I remember looking over at Pappy once and wondering if he had ever thought of it that way. Pappy, who had never stolen a dime in his life, who had never wanted to hurt anybody except when it was a matter of life or death for himself—I wondered if he felt trapped the way I did, if he could feel the net drawing a little tighter every time some damned fool forced him to kill. If Pappy ever felt that way, he had never talked about it. He wasn't much of a man with words. And then it occurred to me that maybe that was the reason he was the kind of man he was. Being unable to depend on words, maybe he had been forced to let his guns do the talking.

Then, out of nowhere, Laurin came into my brain and cooled the heat of anger and helpless frustration, the way it happened so many times. When everything seemed lost, then Laurin would enter into my thoughts and everything was all right again. I'll be coming back, I promised. And I could almost see that hopeful, wide-eyed smile of hers. They can't keep me away from you, I said silently. You're the only important thing in my life. The only real thing. Everything's going to be all right. You'll see.

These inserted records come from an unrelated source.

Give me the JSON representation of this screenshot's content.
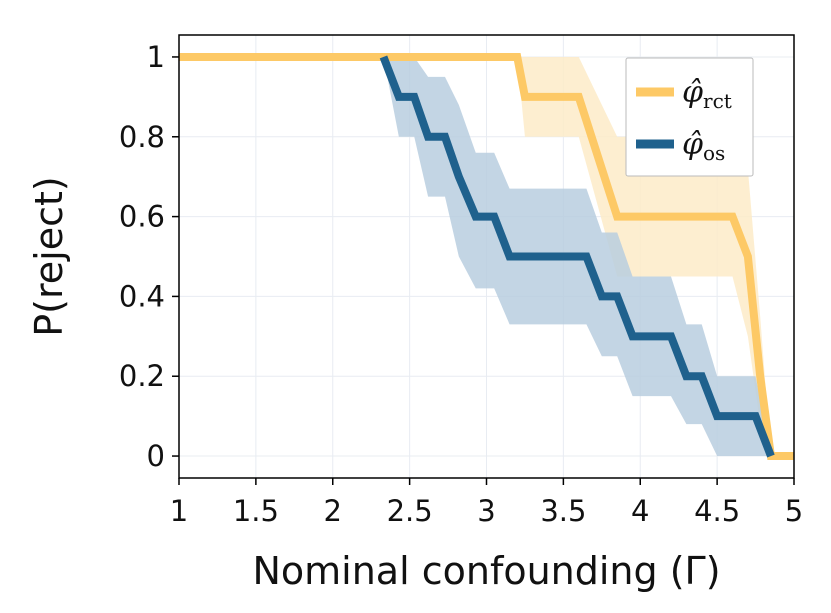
{
  "chart_data": {
    "type": "line",
    "title": "",
    "xlabel": "Nominal confounding (Γ)",
    "ylabel": "P(reject)",
    "xlim": [
      1,
      5
    ],
    "ylim": [
      -0.055,
      1.055
    ],
    "xticks": [
      1,
      1.5,
      2,
      2.5,
      3,
      3.5,
      4,
      4.5,
      5
    ],
    "xtick_labels": [
      "1",
      "1.5",
      "2",
      "2.5",
      "3",
      "3.5",
      "4",
      "4.5",
      "5"
    ],
    "yticks": [
      0,
      0.2,
      0.4,
      0.6,
      0.8,
      1
    ],
    "ytick_labels": [
      "0",
      "0.2",
      "0.4",
      "0.6",
      "0.8",
      "1"
    ],
    "grid": true,
    "legend_position": "top-right",
    "series": [
      {
        "name": "rct",
        "legend_symbol": "φ̂",
        "legend_subscript": "rct",
        "color": "#FDC966",
        "band_color": "#FDEBC8",
        "x": [
          1.0,
          3.2,
          3.25,
          3.6,
          3.85,
          4.6,
          4.7,
          4.78,
          4.85,
          5.0
        ],
        "y": [
          1.0,
          1.0,
          0.9,
          0.9,
          0.6,
          0.6,
          0.5,
          0.2,
          0.0,
          0.0
        ],
        "upper": [
          1.0,
          1.0,
          1.0,
          1.0,
          0.8,
          0.8,
          0.72,
          0.35,
          0.0,
          0.0
        ],
        "lower": [
          1.0,
          1.0,
          0.8,
          0.8,
          0.45,
          0.45,
          0.3,
          0.08,
          0.0,
          0.0
        ]
      },
      {
        "name": "os",
        "legend_symbol": "φ̂",
        "legend_subscript": "os",
        "color": "#1F618D",
        "band_color": "#B9CEDF",
        "x": [
          2.33,
          2.43,
          2.53,
          2.62,
          2.73,
          2.82,
          2.93,
          3.05,
          3.15,
          3.65,
          3.75,
          3.85,
          3.95,
          4.2,
          4.3,
          4.4,
          4.5,
          4.75,
          4.85
        ],
        "y": [
          1.0,
          0.9,
          0.9,
          0.8,
          0.8,
          0.7,
          0.6,
          0.6,
          0.5,
          0.5,
          0.4,
          0.4,
          0.3,
          0.3,
          0.2,
          0.2,
          0.1,
          0.1,
          0.0
        ],
        "upper": [
          1.0,
          1.0,
          1.0,
          0.95,
          0.95,
          0.88,
          0.76,
          0.76,
          0.67,
          0.67,
          0.56,
          0.56,
          0.45,
          0.45,
          0.33,
          0.33,
          0.2,
          0.2,
          0.0
        ],
        "lower": [
          1.0,
          0.8,
          0.8,
          0.65,
          0.65,
          0.5,
          0.42,
          0.42,
          0.33,
          0.33,
          0.25,
          0.25,
          0.15,
          0.15,
          0.08,
          0.08,
          0.0,
          0.0,
          0.0
        ]
      }
    ]
  }
}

I looked up suddenly and Pappy was giving me that curious look. I felt my face warm. I had been speaking my thoughts out loud.

“Well?” I said.

“Nothing, son,” Pappy said soberly. “Not a thing.”

It was late in the afternoon when we finally sighted Abilene. The noise, the bawling of cattle, the shrill screams of locomotive whistles around the cattle pens, the fitful cloud of dust that surged over the place like a restless shroud gave you an idea of what the town was like long before you got close enough to be part of it. Over to the west we could see new herds coming up from North Cottonwood, heading for the dozen of giant cattle pens on the edge of town. Pappy and I circled the cattle pens, and the combined noise of prodded steers and locomotives and hoarsely shouting punchers was like something out of another world. It was worse than a trail drive. It was like nothing I had ever seen before. I had never seen a train before, and I kept looking back long after we had passed the pens, watching the giant black engine with white steam spurting in all directions, and the punchers jabbing the frightened cattle with poles, forcing them through the loading gates and into the slatted cattle cars.

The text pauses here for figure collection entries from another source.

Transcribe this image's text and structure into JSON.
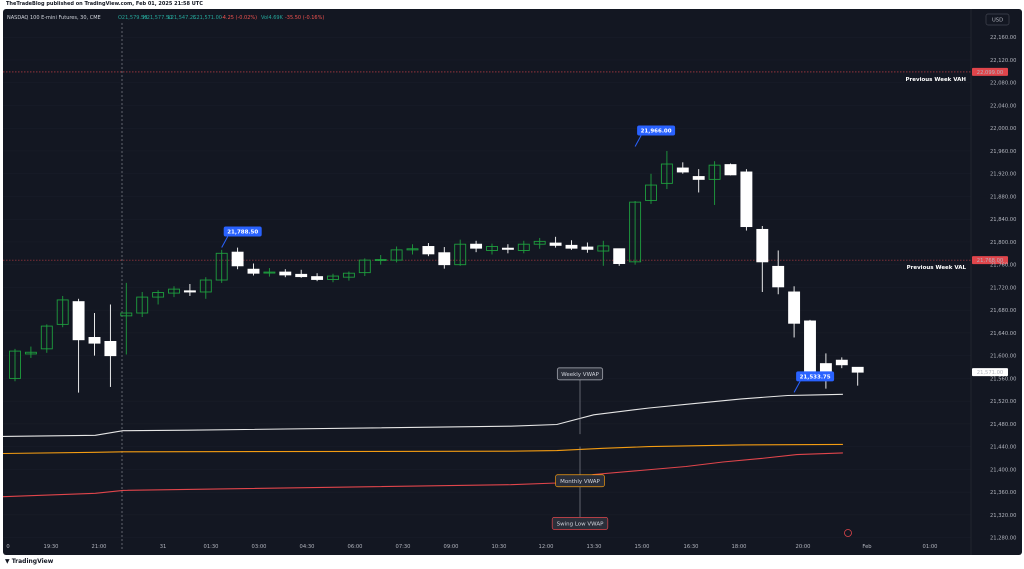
{
  "header": {
    "published": "TheTradeBlog published on TradingView.com, Feb 01, 2025 21:58 UTC"
  },
  "footer": {
    "brand": "TradingView"
  },
  "legend": {
    "symbol": "NASDAQ 100 E-mini Futures, 30, CME",
    "open": "O21,579.50",
    "high": "H21,577.50",
    "low": "L21,547.25",
    "close": "C21,571.00",
    "change": "-4.25 (-0.02%)",
    "volume": "Vol4.69K",
    "vol_change": "-35.50 (-0.16%)"
  },
  "currency": "USD",
  "colors": {
    "background": "#131722",
    "up": "#1e9e3e",
    "down": "#ffffff",
    "level_line": "#e0454b",
    "weekly_vwap": "#e6e6e6",
    "monthly_vwap": "#f39c12",
    "swing_low_vwap": "#e0454b",
    "callout": "#2962ff"
  },
  "chart_data": {
    "type": "candlestick",
    "timeframe": "30",
    "x_ticks": [
      "0",
      "19:30",
      "21:00",
      "31",
      "01:30",
      "03:00",
      "04:30",
      "06:00",
      "07:30",
      "09:00",
      "10:30",
      "12:00",
      "13:30",
      "15:00",
      "16:30",
      "18:00",
      "20:00",
      "Feb",
      "01:00"
    ],
    "y_ticks": [
      "22,160.00",
      "22,120.00",
      "22,080.00",
      "22,040.00",
      "22,000.00",
      "21,960.00",
      "21,920.00",
      "21,880.00",
      "21,840.00",
      "21,800.00",
      "21,760.00",
      "21,720.00",
      "21,680.00",
      "21,640.00",
      "21,600.00",
      "21,560.00",
      "21,520.00",
      "21,480.00",
      "21,440.00",
      "21,400.00",
      "21,360.00",
      "21,320.00",
      "21,280.00"
    ],
    "ylim": [
      21260,
      22185
    ],
    "levels": [
      {
        "label": "Previous Week VAH",
        "value": 22099,
        "price_label": "22,099.00"
      },
      {
        "label": "Previous Week VAL",
        "value": 21768,
        "price_label": "21,768.00"
      }
    ],
    "last_price": {
      "value": 21571,
      "label": "21,571.00"
    },
    "callouts": [
      {
        "label": "21,788.50",
        "value": 21788.5,
        "bar": 13
      },
      {
        "label": "21,966.00",
        "value": 21966,
        "bar": 39
      },
      {
        "label": "21,533.75",
        "value": 21533.75,
        "bar": 49
      }
    ],
    "vwap_labels": [
      "Weekly VWAP",
      "Monthly VWAP",
      "Swing Low VWAP"
    ],
    "candles": [
      {
        "o": 21560,
        "h": 21612,
        "l": 21555,
        "c": 21608
      },
      {
        "o": 21603,
        "h": 21616,
        "l": 21596,
        "c": 21606
      },
      {
        "o": 21612,
        "h": 21655,
        "l": 21605,
        "c": 21652
      },
      {
        "o": 21655,
        "h": 21705,
        "l": 21650,
        "c": 21698
      },
      {
        "o": 21695,
        "h": 21700,
        "l": 21535,
        "c": 21628
      },
      {
        "o": 21632,
        "h": 21675,
        "l": 21600,
        "c": 21622
      },
      {
        "o": 21625,
        "h": 21690,
        "l": 21545,
        "c": 21600
      },
      {
        "o": 21670,
        "h": 21728,
        "l": 21602,
        "c": 21675
      },
      {
        "o": 21675,
        "h": 21712,
        "l": 21668,
        "c": 21703
      },
      {
        "o": 21703,
        "h": 21715,
        "l": 21690,
        "c": 21711
      },
      {
        "o": 21710,
        "h": 21722,
        "l": 21703,
        "c": 21717
      },
      {
        "o": 21714,
        "h": 21726,
        "l": 21705,
        "c": 21712
      },
      {
        "o": 21712,
        "h": 21738,
        "l": 21700,
        "c": 21733
      },
      {
        "o": 21733,
        "h": 21786,
        "l": 21728,
        "c": 21780
      },
      {
        "o": 21782,
        "h": 21790,
        "l": 21752,
        "c": 21758
      },
      {
        "o": 21752,
        "h": 21762,
        "l": 21741,
        "c": 21745
      },
      {
        "o": 21746,
        "h": 21754,
        "l": 21739,
        "c": 21747
      },
      {
        "o": 21747,
        "h": 21752,
        "l": 21738,
        "c": 21742
      },
      {
        "o": 21743,
        "h": 21751,
        "l": 21737,
        "c": 21739
      },
      {
        "o": 21739,
        "h": 21745,
        "l": 21731,
        "c": 21734
      },
      {
        "o": 21734,
        "h": 21744,
        "l": 21729,
        "c": 21740
      },
      {
        "o": 21738,
        "h": 21748,
        "l": 21732,
        "c": 21745
      },
      {
        "o": 21746,
        "h": 21771,
        "l": 21740,
        "c": 21768
      },
      {
        "o": 21768,
        "h": 21777,
        "l": 21760,
        "c": 21769
      },
      {
        "o": 21768,
        "h": 21792,
        "l": 21764,
        "c": 21786
      },
      {
        "o": 21786,
        "h": 21796,
        "l": 21778,
        "c": 21788
      },
      {
        "o": 21792,
        "h": 21798,
        "l": 21775,
        "c": 21779
      },
      {
        "o": 21781,
        "h": 21791,
        "l": 21753,
        "c": 21760
      },
      {
        "o": 21760,
        "h": 21804,
        "l": 21758,
        "c": 21796
      },
      {
        "o": 21796,
        "h": 21802,
        "l": 21782,
        "c": 21789
      },
      {
        "o": 21785,
        "h": 21797,
        "l": 21778,
        "c": 21792
      },
      {
        "o": 21789,
        "h": 21796,
        "l": 21780,
        "c": 21787
      },
      {
        "o": 21785,
        "h": 21802,
        "l": 21780,
        "c": 21796
      },
      {
        "o": 21796,
        "h": 21807,
        "l": 21788,
        "c": 21801
      },
      {
        "o": 21798,
        "h": 21809,
        "l": 21790,
        "c": 21794
      },
      {
        "o": 21794,
        "h": 21803,
        "l": 21786,
        "c": 21789
      },
      {
        "o": 21791,
        "h": 21799,
        "l": 21781,
        "c": 21787
      },
      {
        "o": 21784,
        "h": 21802,
        "l": 21758,
        "c": 21793
      },
      {
        "o": 21788,
        "h": 21780,
        "l": 21758,
        "c": 21762
      },
      {
        "o": 21765,
        "h": 21872,
        "l": 21760,
        "c": 21870
      },
      {
        "o": 21873,
        "h": 21920,
        "l": 21867,
        "c": 21900
      },
      {
        "o": 21903,
        "h": 21960,
        "l": 21893,
        "c": 21937
      },
      {
        "o": 21930,
        "h": 21940,
        "l": 21920,
        "c": 21923
      },
      {
        "o": 21915,
        "h": 21928,
        "l": 21887,
        "c": 21910
      },
      {
        "o": 21910,
        "h": 21942,
        "l": 21865,
        "c": 21935
      },
      {
        "o": 21936,
        "h": 21938,
        "l": 21917,
        "c": 21918
      },
      {
        "o": 21923,
        "h": 21928,
        "l": 21820,
        "c": 21827
      },
      {
        "o": 21822,
        "h": 21828,
        "l": 21712,
        "c": 21765
      },
      {
        "o": 21757,
        "h": 21785,
        "l": 21708,
        "c": 21721
      },
      {
        "o": 21712,
        "h": 21722,
        "l": 21632,
        "c": 21657
      },
      {
        "o": 21661,
        "h": 21663,
        "l": 21560,
        "c": 21568
      },
      {
        "o": 21586,
        "h": 21604,
        "l": 21542,
        "c": 21566
      },
      {
        "o": 21592,
        "h": 21597,
        "l": 21578,
        "c": 21584
      },
      {
        "o": 21579.5,
        "h": 21577.5,
        "l": 21547.25,
        "c": 21571
      }
    ],
    "weekly_vwap": [
      [
        0,
        21458
      ],
      [
        10,
        21460
      ],
      [
        13,
        21468
      ],
      [
        20,
        21469
      ],
      [
        55,
        21476
      ],
      [
        60,
        21479
      ],
      [
        64,
        21496
      ],
      [
        70,
        21508
      ],
      [
        75,
        21516
      ],
      [
        80,
        21524
      ],
      [
        85,
        21530
      ],
      [
        88,
        21531
      ],
      [
        91,
        21532
      ]
    ],
    "monthly_vwap": [
      [
        0,
        21428
      ],
      [
        10,
        21430
      ],
      [
        13,
        21431
      ],
      [
        55,
        21432
      ],
      [
        60,
        21433
      ],
      [
        65,
        21437
      ],
      [
        70,
        21440
      ],
      [
        80,
        21443
      ],
      [
        91,
        21444
      ]
    ],
    "swing_low_vwap": [
      [
        0,
        21352
      ],
      [
        10,
        21358
      ],
      [
        13,
        21363
      ],
      [
        55,
        21373
      ],
      [
        60,
        21376
      ],
      [
        64,
        21391
      ],
      [
        69,
        21398
      ],
      [
        74,
        21405
      ],
      [
        78,
        21413
      ],
      [
        82,
        21419
      ],
      [
        86,
        21426
      ],
      [
        91,
        21429
      ]
    ]
  }
}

Then we came into the town itself, which was mostly one long street—Texas Street, they called it—of saloons and barbershops and gambling parlors and dance halls. Some of the places were all four wrapped in one, with extra facilities upstairs for the fancy women who leaned out of the windows shouting at us as we rode by. The street was a mill of humanity and animals and wagons and hacks of every kind I ever saw, and a lot I had never seen before. Every man seemed to be cursing, and every jackass braying, every wagon squeaking, and every horse stomping. The whole place was a restless, surging pool of sound and excitement that got hold of you like a fever.

So this was Pappy's town. I didn't know if I liked it or not, but I didn't think I did. I didn't think the town would ever quiet down long enough to let a person draw an easy breath and be a part of it.

I couldn't help wondering what Pappy was going to do, now that he was here. Would he becrazy enough to walk up and kill the marshal of a town like this? I couldn't believe that Pappy would try a thing like that, not unless he knew he had some backing from somewhere. More backing than I would be able to give him.

But his face didn't tell me anything. A few curious eyes watched us as we pushed our way up the street, but most of the men were too intent on their own personal brand of hell-raising to pay any attention to us. At last Pappy pulled his big black in at the hitching rack near the middle of the block. I pulled Red in, pushing to make room between a bay and a roan.

We hitched and stepped up to the plank walk, but before we went into the bar that Pappy was headed for, I said, “Pappy, don't you think this is damn foolishness, trying to take the marshal of a place like this?”